How big is a budding yeast cell?
The budding yeast Saccharomyces cerevisiae has served as the model eukaryote in much the same way that E. coli has served as the representative prokaryote. Due to its importance in making beer and baking bread (thus also called Brewers’ or Bakers’ yeast), this easily accessible and simply cultured organism was also an early favorite of scientists, as interestingly recalled by James A. Barnett in a set of papers on the “beginnings of microbiology and biochemistry: the contribution of yeast research”. These cells are significantly larger than common bacteria and as such, are a convenient single-celled organism to study under the microscope. In large part due to the ease with which its genome can be manipulated, yeast has remained at the forefront of biological research and in 1996, was the first eukaryotic organism to have its genome completely sequenced. Another feature that makes yeast handy for geneticists is their dual life style as either haploids, having one copy of each gene, or diploids, which harbor two copies of each gene. Haploid cells have only one copy of each chromosome just like a human female egg cell. By way of contrast, diploid cells have two copies of each chromosome, just like somatic cells in our body. Haploids are analogous to our gametes, the egg cell and sperm cells. The haploid/diploid coexistence in budding yeast enables scientists to easily change genes, merge gene sets and study the effects of mutations.
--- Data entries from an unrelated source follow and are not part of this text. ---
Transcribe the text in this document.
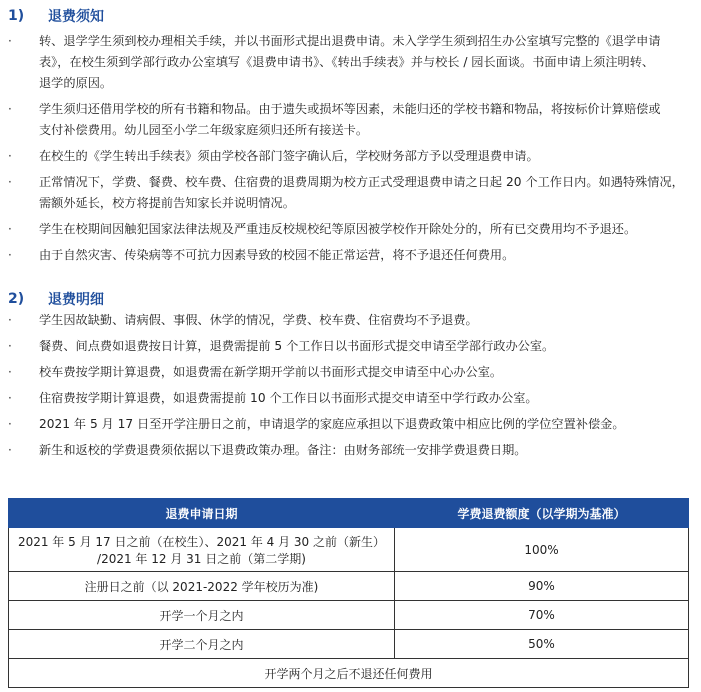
1)	退费须知
· 转、退学学生须到校办理相关手续，并以书面形式提出退费申请。未入学学生须到招生办公室填写完整的《退学申请
表》，在校生须到学部行政办公室填写《退费申请书》、《转出手续表》并与校长 / 园长面谈。书面申请上须注明转、
退学的原因。
· 学生须归还借用学校的所有书籍和物品。由于遗失或损坏等因素，未能归还的学校书籍和物品，将按标价计算赔偿或
支付补偿费用。幼儿园至小学二年级家庭须归还所有接送卡。
· 在校生的《学生转出手续表》须由学校各部门签字确认后，学校财务部方予以受理退费申请。
· 正常情况下，学费、餐费、校车费、住宿费的退费周期为校方正式受理退费申请之日起 20 个工作日内。如遇特殊情况，
需额外延长，校方将提前告知家长并说明情况。
· 学生在校期间因触犯国家法律法规及严重违反校规校纪等原因被学校作开除处分的，所有已交费用均不予退还。
· 由于自然灾害、传染病等不可抗力因素导致的校园不能正常运营，将不予退还任何费用。
2)	退费明细
· 学生因故缺勤、请病假、事假、休学的情况，学费、校车费、住宿费均不予退费。
· 餐费、间点费如退费按日计算，退费需提前 5 个工作日以书面形式提交申请至学部行政办公室。
· 校车费按学期计算退费，如退费需在新学期开学前以书面形式提交申请至中心办公室。
· 住宿费按学期计算退费，如退费需提前 10 个工作日以书面形式提交申请至中学行政办公室。
· 2021 年 5 月 17 日至开学注册日之前，申请退学的家庭应承担以下退费政策中相应比例的学位空置补偿金。
· 新生和返校的学费退费须依据以下退费政策办理。备注：由财务部统一安排学费退费日期。
退费申请日期	学费退费额度（以学期为基准）
2021 年 5 月 17 日之前（在校生）、2021 年 4 月 30 之前（新生）
/2021 年 12 月 31 日之前（第二学期)	100%
注册日之前（以 2021-2022 学年校历为准)	90%
开学一个月之内	70%
开学二个月之内	50%
开学两个月之后不退还任何费用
We note that a simple rule of thumb for the dimensions of yeast cells is to think of them as spheres with a diameter of roughly 4 μm for haploids and roughly 6 μm for diploids as shown in Figure 1 (BNID 101796). To put the relative sizes of yeast and bacteria in everyday terms, if we think of a world in which E. coli is the size of a human, then yeast is about the size of an elephant. Prominent components of the cell volume include the nucleus which takes up about 10% of the total cell volume (BNID 100491, 103952), the cell wall, often ignored but making up 10-25% (BNID 104593, 104592) of the total dry mass and the endoplasmic reticulum and vacuole, which are usually the largest organelles.
One of the ideas that we repeatedly emphasize in a quantitative way is the idea of cell-to-cell variability and its role in establishing the different behaviors of cells in response to different environmental cues. As yeast replicate by budding off small daughter cells from a larger mother, any population has a large range of cell sizes spread around the median as shown in Figure 2. The haploid strain shown has a median cell volume of 42±2 µm3 (BNID 100427). Another common metric is the 25th-75th percentile range which here is ≈30-60 fL. The median cell size itself is highly dependent on genetic and environmental factors. A diploid cell is almost twice as big as its haploid progenitors at ≈82 µm3 (BNID 100490). This reflects the more general observation from cell biology that median cell size tends to grow proportionally to ploidy (DNA content). Yeasts where ploidy can be manipulated to higher than two serve as useful test cases for illuminating this phenomenon.
Beyond the bulk DNA content, the median cell volume can differ by more than 2-fold in different strains of S. cerevisiae, that evolved in different parts of the world, or more recently in different industries utilizing them. Finally, like E. coli, median cell size in yeast is correlated with growth rate – the better the environmental conditions and growth rate, the larger the cells (BNID 101747). An intriguing open question is – is there an evolutionary advantage of shifting cell size in response to environmental conditions? Recent measurements have probed how sensitive yeast cell size is to single gene deletions. In some of these deletion mutants, the median volume was only 40% of the wild type size whereas in others it was larger than wild type by >70% (BNID 100490). These observations reveal strong coupling between size regulation and the expression of critical genes. It still remains largely unknown how genetic and environmental changes shift the median cell size in yeast.